Políticos gandallas

Yo no creo en la vocación de servicio de la mayoría de nuestros políticos. No me trago el cuento de que aceptan “entregarse al pueblo” desinteresadamente. Nadie me convence tan fácilmente de que nacieron con el espíritu altruista para ver en favor de sus hermanos. Nada de eso. En México la política es un buen negocio para acumular más riqueza de parte de quienes ya son ricos y una plataforma para salir de pobres entre quienes llegan a los cargos públicos con una mano atrás y otra adelante. Es cierto que hay personajes de ese medio que se salvan de tener la codicia como estímulo, pero deambulan el camino acicateados por su megalomanía en busca de honores y de cumplir su sueño de pasar a la historia.

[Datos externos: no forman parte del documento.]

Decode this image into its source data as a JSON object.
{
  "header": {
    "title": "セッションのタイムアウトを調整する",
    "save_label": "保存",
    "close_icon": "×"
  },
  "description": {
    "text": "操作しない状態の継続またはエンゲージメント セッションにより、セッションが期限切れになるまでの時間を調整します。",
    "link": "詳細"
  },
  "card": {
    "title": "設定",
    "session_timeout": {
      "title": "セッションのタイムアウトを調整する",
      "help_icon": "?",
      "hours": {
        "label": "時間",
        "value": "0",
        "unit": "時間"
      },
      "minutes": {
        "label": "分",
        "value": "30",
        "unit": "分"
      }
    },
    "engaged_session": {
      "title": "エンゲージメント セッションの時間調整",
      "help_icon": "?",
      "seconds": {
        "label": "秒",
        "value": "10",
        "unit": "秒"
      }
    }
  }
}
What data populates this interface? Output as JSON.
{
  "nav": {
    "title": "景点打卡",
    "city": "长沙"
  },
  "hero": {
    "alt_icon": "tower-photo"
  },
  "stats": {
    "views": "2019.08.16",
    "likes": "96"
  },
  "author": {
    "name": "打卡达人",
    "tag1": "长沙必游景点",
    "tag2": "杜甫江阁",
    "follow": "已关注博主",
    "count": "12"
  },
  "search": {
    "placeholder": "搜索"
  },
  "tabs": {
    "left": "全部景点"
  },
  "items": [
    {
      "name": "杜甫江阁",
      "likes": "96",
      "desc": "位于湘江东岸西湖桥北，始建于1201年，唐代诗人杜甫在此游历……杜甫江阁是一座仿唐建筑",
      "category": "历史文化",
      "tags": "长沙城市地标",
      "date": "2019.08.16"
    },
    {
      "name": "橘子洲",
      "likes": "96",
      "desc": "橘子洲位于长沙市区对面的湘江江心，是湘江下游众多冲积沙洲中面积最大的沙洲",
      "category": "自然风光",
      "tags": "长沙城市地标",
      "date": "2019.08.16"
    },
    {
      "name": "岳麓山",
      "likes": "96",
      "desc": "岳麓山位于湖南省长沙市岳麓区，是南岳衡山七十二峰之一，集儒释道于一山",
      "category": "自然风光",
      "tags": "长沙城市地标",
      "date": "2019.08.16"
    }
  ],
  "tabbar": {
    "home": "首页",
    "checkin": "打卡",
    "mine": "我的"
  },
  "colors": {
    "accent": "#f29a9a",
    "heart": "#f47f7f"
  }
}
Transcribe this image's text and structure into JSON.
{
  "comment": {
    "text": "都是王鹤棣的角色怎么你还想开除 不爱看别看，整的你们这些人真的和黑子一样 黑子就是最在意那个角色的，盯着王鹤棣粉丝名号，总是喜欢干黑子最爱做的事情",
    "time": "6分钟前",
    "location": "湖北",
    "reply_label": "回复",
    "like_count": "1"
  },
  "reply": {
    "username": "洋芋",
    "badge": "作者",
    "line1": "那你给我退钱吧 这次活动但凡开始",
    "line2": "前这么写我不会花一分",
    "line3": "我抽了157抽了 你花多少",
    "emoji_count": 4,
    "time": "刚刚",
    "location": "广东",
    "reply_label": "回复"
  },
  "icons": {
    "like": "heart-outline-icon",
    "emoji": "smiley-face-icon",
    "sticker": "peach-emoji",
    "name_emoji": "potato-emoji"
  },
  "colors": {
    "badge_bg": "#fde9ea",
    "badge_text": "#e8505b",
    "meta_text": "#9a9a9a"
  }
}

Por eso Andrés Manuel López Obrador se empecinó durante 18 años en una campaña propagandística a tope. Y fue un verdadero fantasma fiscal para no pagar impuestos en todo ese trayecto. Se acomodó de tal manera a la dádiva de sus correligionarios, al grado de que algunos de ellos, de los que se distanció después, se arrepienten de haber entregado su lana a un zángano que solamente estaba velando por sus intereses personales, a largo plazo. Y se salió con la suya, ya que fue muy tarde cuando se dieron cuenta de que el populista por naturaleza sí tenía sus bienes y su rancho en Palenque a pesar de hacerse pasar por pobre y, por eso mismo, redentor de los pobres. ¡Mamilas!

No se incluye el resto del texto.